Friday, 11 September 2020

Bottom Boat and Back

I made the most of the good weather on Tuesday to walkover over to Bottom Boat (VC63). Its not a route I do often, as it requires a bit of a slog up and over the ridge that separates the Aire Valley from the Calder Valley, but it does offer potential for interesting casuals and escapes and usually provides something of interest.

The day started well before I had even left Oulton with some particularly robust Cockspur (Echinochloa crusgalli) on an arable margin. This seems to have sprung from nowhere given I walk pass this field regularly.


Reaching my target destination I stumbled on a patch of derelict hardstanding with a variety of interesting garden throwouts. This is where I met 'Angelina' (see previous post). Other highlights included:

The golden form of Wilson's Honeysuckle (Lonicera nitida 'Baggesen's Gold').


Pink-sorrel (Oxalis articulata), in association with Stinking Hellebore (Helleborus foetidus) and surprisingly, as I did not know that it can throw up leaves in autumn, Garden Grape-hyacinth (Muscari armeniacum).


Stinking Tutsan (Hypericum hircinum).


Slightly further on, this attractive bi-coloured cultivar of Broad-leaved Everlasting-pea (Lathyrus latifolius 'Blushing Bride') was still going strong.


While an arable margin nearby had the winged form of Black-bindweed (Fallopia convolvulus var. subalatus). Supposedly less common than the nominate form, but that is not my experience.


Working my way down towards the River Calder I moved into abandoned former colliery land. Not the richest of habitats, it needs a few more decades yet, but still with interest and its great that no one has tried to 'restore' it. 

By the farm track on route was a young and apparently self-established tree of Cherry Crab (Malus x robusta), a variable group that perhaps includes plants of other origin. One of the characteristics of this species is that the individual apples are variable in terms of whether or not they retain their sepals. I think it likely that the fruit will colour further, they were in shade so a little behind.



Heather (Calluna vulgaris) is already starting to move in amongst the secondary birch woodland, a species that is very uncommon in the lowlands of Leeds and Wakefield.


But keeping with the theme of unusual non-natives there is also a thicket of sapling Broad-leaved Cockspurthorn (Crataegus persimilis 'Prunifolia'). No idea how that arrived, but it does not look planted. It proved the first of several interesting (at least to me) hawthorns.
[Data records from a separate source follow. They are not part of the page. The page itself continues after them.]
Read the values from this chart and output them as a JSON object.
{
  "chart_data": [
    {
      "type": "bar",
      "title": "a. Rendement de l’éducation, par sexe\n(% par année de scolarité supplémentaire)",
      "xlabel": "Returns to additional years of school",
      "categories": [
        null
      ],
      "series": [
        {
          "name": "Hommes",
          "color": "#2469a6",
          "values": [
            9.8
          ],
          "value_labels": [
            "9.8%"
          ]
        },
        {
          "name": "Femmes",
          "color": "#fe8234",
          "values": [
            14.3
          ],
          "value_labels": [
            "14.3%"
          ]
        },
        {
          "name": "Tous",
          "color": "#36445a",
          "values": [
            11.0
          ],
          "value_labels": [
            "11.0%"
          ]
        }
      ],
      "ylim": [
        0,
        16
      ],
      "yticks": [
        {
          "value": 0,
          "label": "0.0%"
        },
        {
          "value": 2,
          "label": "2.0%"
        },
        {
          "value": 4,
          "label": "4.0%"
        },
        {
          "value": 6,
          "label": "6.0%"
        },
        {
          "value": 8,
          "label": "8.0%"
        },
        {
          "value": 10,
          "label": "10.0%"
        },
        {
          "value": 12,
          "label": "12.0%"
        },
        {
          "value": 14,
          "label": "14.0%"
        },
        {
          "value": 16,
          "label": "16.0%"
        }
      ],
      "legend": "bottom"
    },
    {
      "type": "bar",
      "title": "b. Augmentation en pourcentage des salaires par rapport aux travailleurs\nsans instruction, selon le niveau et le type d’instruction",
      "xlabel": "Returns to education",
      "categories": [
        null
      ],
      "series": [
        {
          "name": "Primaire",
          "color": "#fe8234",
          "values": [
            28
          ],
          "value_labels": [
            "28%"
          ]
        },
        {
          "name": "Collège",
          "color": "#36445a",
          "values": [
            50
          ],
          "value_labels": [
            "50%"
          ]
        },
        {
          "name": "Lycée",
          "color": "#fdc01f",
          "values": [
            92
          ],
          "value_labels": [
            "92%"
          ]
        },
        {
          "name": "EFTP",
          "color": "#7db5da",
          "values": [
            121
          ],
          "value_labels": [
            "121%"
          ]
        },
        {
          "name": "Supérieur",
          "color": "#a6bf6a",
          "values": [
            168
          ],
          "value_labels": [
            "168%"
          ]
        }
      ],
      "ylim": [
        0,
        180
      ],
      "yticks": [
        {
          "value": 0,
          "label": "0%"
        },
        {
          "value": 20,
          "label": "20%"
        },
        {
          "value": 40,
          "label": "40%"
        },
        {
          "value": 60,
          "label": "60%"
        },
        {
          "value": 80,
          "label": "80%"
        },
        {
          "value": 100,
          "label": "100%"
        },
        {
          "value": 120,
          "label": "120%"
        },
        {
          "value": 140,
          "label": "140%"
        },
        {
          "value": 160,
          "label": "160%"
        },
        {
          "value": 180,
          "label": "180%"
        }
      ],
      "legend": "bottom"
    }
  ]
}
Further on, the landscape architects had been in at some point in the last 30 years 'restoring' the landscape and creating 'native woodland'. Of course its nothing of the sort, rank MG1 grassland and the usual mix of false natives and lookalikes. Among these was a tree currently going by the name of Miyabe's Maple (Acer miyabei). The true species is of Japanese origin and, like Alan Leslie notes in Flora of Cambridgeshire, I think our plants are probably something else. The question is what? Potentially it is an unnamed alien form of Field Maple (Acer campestre), but possibly as with many planted 'native' hawthorns, dogwoods, Viburnums and hazels it could be of hybrid origin. Its a striking tree though, with large leaves, long petioles and large keys (glabrous in this case but they can be hairy). The second photo below contrasts it with typical field maple (var. campestre).



There was also Coralberry (Symphoricarpos orbiculatus) and  the hybrid hawthorn Crataegus x subsphaerica. The latter in this case had foliage closer to Common Hawthorn (Crataegus monogyna) but with clear hybrid vigour, but those elongate erect sepals give the game away.




One final hawthorn brightened the walk home. Check out the haws on this Common Hawthorn, c. 13mm long by nearly that wide. Living up to its name of var. splendens. These large fruited bushes occur here and there amongst more typical plants. I'm not quite sure what to make of them (valid variety or just chance?), but they make a stunning sight in the autumn sunshine. The bottom photograph compares it with more typically sized haws from a neighbouring bush.